Dans les faits, « les entreprises se sont endettées pour accumuler des liquidités et titres de court-terme », explique la Banque de France dans une récente étude. Les entreprises se sont constituées une sorte de matelas de sécurité qui se révèle n’être d’aucune efficacité tant du point de vue de leurs investissements réels que des créations d’emplois puisqu’elles continuent à licencier sans vergogne. Ce cash, c’est une sorte d’argent de poche qu’elles utilisent pour tenter des coups sur les marchés et s’engouffrer dans les affres de la spéculation et des OPA.
Ne pas prendre en compte la dimension fondamentale de l’utilisation de l’argent renverrait à une réponse rabougrie autour de l’idée d’une augmentation de la fiscalité, dont certains se font les chantres. Si, comme ce sera le cas, le montant des sommes en jeu s’élève à plusieurs centaines de milliards d’euros, on mesure le niveau de l’augmentation des impôts qu’il faudrait appliquer pour commencer à rembourser cette dette. D’autant qu’au cas particulier, il faudrait une augmentation de la fiscalité qui n’obère pas les possibilités de redémarrage de la croissance, c’est-à-dire une sorte de prélèvement fiscal forfaitaire sur la richesse privée qui ne pourrait s’inscrire dans la durée car cette richesse privée n’est pas inépuisable et a besoin pour se pérenniser et se régénérer d’être alimentée par la création réelle de richesses notamment par les entreprises, création qui justement peine à se relancer.
La préparation du budget 2021 dans un contexte inédit.
Le décor et les éléments de contexte général ainsi plantés donnent un aperçu des difficultés de la préparation de l’exercice budgétaire 2021, surtout sur fond d’une doxa ultralibérale qui demeure en fait l’unique boussole gouvernementale. A ce premier tour d’horizon s’ajoutent désormais de nouveaux éléments d’appréciation à partir de données et de chiffres plus détaillés annoncés lors des interventions d’Olivier Dussopt et Bruno Le Maire en commission des Finances de l’Assemblée Nationale. Ces données permettent d’appréhender d’une façon plus précise les grandes orientations du PLF 2021.

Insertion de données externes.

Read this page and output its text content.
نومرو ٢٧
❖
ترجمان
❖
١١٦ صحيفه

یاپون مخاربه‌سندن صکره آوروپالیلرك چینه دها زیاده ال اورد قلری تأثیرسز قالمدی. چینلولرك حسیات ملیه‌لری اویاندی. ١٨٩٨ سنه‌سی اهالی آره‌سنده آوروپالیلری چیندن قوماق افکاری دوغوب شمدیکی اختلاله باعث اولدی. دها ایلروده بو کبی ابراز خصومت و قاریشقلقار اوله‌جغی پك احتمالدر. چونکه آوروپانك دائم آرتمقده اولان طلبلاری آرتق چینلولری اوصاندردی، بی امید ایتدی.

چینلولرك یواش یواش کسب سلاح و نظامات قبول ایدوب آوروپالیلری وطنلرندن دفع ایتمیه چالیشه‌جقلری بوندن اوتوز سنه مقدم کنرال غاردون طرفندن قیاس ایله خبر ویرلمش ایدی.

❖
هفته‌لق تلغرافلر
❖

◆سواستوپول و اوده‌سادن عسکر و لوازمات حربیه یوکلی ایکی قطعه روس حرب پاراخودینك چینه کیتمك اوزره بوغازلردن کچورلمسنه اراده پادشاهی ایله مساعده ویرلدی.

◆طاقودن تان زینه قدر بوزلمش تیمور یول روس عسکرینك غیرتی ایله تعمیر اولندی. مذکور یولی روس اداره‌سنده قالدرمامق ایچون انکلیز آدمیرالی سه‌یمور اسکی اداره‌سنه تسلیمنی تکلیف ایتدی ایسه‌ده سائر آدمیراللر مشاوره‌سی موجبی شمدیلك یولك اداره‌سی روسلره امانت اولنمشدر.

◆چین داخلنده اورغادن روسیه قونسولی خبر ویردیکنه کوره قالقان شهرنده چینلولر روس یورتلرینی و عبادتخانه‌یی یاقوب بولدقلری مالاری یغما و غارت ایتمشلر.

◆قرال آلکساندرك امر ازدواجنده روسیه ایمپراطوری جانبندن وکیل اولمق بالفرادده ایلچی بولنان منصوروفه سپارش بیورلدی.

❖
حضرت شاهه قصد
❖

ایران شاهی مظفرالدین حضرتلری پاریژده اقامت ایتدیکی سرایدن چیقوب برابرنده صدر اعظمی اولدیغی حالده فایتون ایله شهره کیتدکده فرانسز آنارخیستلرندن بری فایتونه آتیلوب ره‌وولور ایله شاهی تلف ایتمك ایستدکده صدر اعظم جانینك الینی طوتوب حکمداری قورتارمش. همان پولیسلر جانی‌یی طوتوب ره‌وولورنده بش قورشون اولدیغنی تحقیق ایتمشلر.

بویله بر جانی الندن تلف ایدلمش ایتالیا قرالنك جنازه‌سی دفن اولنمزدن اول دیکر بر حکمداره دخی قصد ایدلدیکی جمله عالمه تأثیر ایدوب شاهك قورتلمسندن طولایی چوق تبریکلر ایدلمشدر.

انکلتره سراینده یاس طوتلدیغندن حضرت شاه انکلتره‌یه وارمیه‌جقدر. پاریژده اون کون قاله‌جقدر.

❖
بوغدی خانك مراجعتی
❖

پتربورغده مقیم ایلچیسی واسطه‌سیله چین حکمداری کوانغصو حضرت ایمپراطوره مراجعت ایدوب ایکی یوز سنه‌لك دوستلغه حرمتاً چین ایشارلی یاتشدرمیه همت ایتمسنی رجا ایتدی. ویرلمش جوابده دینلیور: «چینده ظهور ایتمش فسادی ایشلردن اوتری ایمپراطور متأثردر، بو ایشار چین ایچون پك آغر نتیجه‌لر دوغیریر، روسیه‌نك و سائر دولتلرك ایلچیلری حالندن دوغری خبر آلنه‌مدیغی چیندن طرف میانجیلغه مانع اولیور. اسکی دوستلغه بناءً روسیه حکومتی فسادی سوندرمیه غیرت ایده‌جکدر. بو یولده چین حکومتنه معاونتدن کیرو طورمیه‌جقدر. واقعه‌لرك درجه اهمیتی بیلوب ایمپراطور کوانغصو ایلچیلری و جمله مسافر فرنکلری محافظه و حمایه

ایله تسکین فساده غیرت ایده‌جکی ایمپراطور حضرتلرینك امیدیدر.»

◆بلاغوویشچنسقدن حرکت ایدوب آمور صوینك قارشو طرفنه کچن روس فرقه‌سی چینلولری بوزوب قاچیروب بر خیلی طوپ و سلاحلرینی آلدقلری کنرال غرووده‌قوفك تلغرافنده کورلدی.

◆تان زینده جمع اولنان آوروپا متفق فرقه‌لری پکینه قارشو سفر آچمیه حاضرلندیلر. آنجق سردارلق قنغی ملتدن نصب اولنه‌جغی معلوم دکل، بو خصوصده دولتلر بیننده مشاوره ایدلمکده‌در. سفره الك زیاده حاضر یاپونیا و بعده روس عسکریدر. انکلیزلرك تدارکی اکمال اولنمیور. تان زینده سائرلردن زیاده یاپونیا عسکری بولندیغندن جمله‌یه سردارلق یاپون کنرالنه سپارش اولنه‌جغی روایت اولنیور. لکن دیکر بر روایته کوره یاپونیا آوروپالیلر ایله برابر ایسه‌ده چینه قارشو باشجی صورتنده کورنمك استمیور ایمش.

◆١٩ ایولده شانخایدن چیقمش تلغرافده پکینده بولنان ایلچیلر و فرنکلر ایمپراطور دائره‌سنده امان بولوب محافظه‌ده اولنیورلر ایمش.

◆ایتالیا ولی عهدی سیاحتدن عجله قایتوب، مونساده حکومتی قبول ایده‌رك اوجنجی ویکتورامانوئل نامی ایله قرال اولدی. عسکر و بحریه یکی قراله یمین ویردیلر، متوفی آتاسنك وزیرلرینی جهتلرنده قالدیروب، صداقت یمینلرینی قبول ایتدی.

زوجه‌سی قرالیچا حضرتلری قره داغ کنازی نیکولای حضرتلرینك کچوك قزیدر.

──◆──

Le cadrage politique est clair. Pour le ministre des Finances, l’impératif est de se battre contre le déclassement économique de la France. Pour cela, il faut selon lui réduire au plus vite le décalage qui s’est constitué entre la situation d’avant crise et celle d’après crise. En tablant sur 11 % d’évolution de la dépense publique, donc du déficit public, il prône un modèle économique plus efficace, avec notamment une très large place accordée à la « décarbonation », pierre angulaire du nouveau modèle de développement vert qu’il propose. Son objectif central est d’en revenir en 2022 à la situation d’avant la crise du covid 19 en termes de niveau de la richesse nationale. Il met très fortement l’accent sur le fait que « beaucoup de moyens ont été mis en argent et en décision » faisant ainsi référence au plan de relance de 100 milliards d’euros dans des investissements en vue d’une amélioration des compétences. La priorité affichée du plan dont François Bayrou devrait être le responsable, c’est l’emploi et particulièrement l’emploi des jeunes avec toujours comme objectif de fond la décarbonisation.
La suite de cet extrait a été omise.